I want to collapse all my little boxes into one powerful box. Ram is super pricy so I built a rig based on the ryzen 5800xt (DDR4 is cheaper and should be fine here) and bought a motherboard that cant PCI passthru the NIC by mistake.
Before ordering another motherboard that can passthru the NIC, I booted up bare metal and compared the performance to how it ran virtualized in fedora server. it was better, but still not hitting line level.
direct macbook to cable modem: 916/40
opnsense virtualized (with vlans and rules): 699/41
opnsense bare metal (with vlans and rules): 816/39
opnsense bare metal (with vlans and rules and hardware offload fully enabled): 824/40
the only rules in place were the defaults, the rule to block vlans from talking to eachother, and the rule to pass traffic to WAN. when virtualized, I cannot get PCI passthru so I was using macvtap interfaces and virtuio drivers with 4 threads and 4 pinned CPU threads.
CPU is a ryzen 5800XT NIC is a dual port intel I226V when virtualized, it was running under fedora server with QEMU/KVM q35 and given 8gigs of ram with hugepage memory and tested in both 2 and 4 thread resource allocation (all confirmed to be on the same 1 or 2 physical cores as the threads) and eventually even giving 4 threads to the virtuio driver (it was only claiming 1 thread before).

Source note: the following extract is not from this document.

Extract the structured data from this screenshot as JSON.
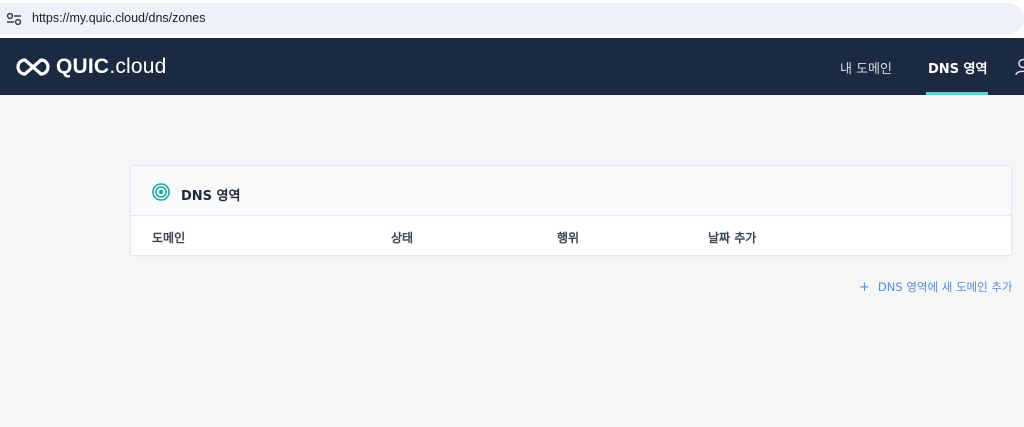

Bare metal IS definitely helping, so it looks like I need to swap out for a motherboard that can do proper PCI passthru of the NIC (now that I understand the limitations of IOMMU groups they specs of the board dont tell you about I hate them all the more.) but it still cant hit line rates. Theres no IDS or suricata or any of the fanciness turned on yet though, so I just dont understand why its this slow even bare metal.


The performance drop from virtualizing nics shouldn’t be nearly as big. How are you passing the vlans to the VM? are you passing all over one virtio nic or one virtio nic for each.
The setup I ran for multiple years was basicly a bridge interface on the host for each vlan and a seperate virtio nic to the opnsense VM for each, I got almost 10 gbit/s like that with 8gigs of ram for opnsense and 4 or 8 cores (I cant remember) with hyperthreading of a 2nd gen epyc. I didn’t do any optimisations for virtio.